In this context Yang Lian points out:

Together with his work Ai is a unique figure in China in terms of his political action and performance art pieces. Through his life, which has most recently resulted in imprisonment, he brings these issues together. The Sunflower Seeds project links a communal soul with an appropriate language, which plays a tiny but key role. The making of each small piece can be seen to parallel the devaluation of the individual in China and also in the wider world.
Ai Weiwei’s arrest came as no surprise to me. If he had protested on the streets, this would have happened long ago. But he played the dangerous but clever game of art and politics for a long time. It was the government attitude to him that changed when they realised that he was admired by the young and in the context of dramatically changed world politics, where in Tunisia and Egypt a small revolt was fuelled by social networking sites and the internet, the Chinese authorities saw Ai as capable of inspiring such revolution. If you play with a tiger you cannot guarantee that the tiger will always be your friend.

Yang Lian expresses his anger and sadness about the arrest of Ai Weiwei in the poem, A Sunflower Seed’s Negation Lines: For Ai Weiwei in which he refers to Du Fu, (Tang Dynasty, 712–770) one of the few most famous poets from the Golden Age of Chinese Poetry, whose concepts of reality are utterly timeless. Yang thus links Ai Weiwei and himself to Du Fu: the essential humanity of Ai’s present position is endowed with the profound poetic soul of China.  According to Yang:

Du Fu’s poetry constitutes the richest and deepest, portable universe. We should be the incarnations of him; the depths of his poetic sensibility can be transformed to the present.

Artists and poets of Ai Weiwei and Yang Lian’s generation started their creative lives during the Cultural Revolution, where their independent thoughts were severely punished.
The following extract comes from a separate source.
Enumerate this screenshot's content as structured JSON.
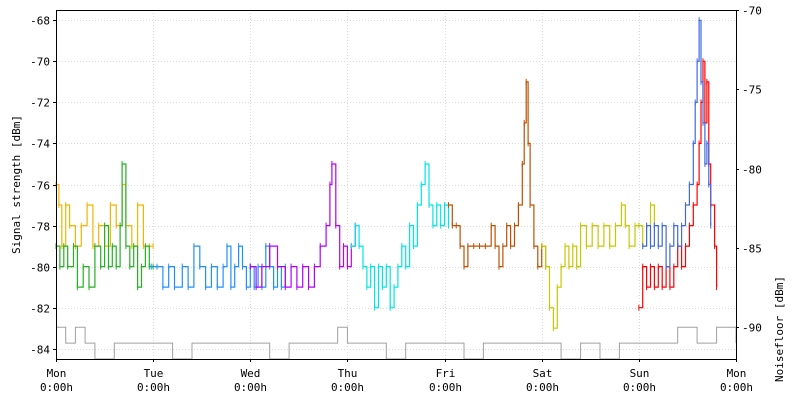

Personal introspection only existed in relation to the Cultural Revolution. The ancient wisdom of Du Fu becomes a touchstone for creative life, the ballast for the artist who continues to create in spite of the “ceramic river”, made by fire in contrast to a genuine flow of water with its connotations of enlightenment and transcendence.

Reference

1. Used by Yang Lian in , A Sunflower Seed’s Negation Lines: For Ai Weiwei, London June 2011.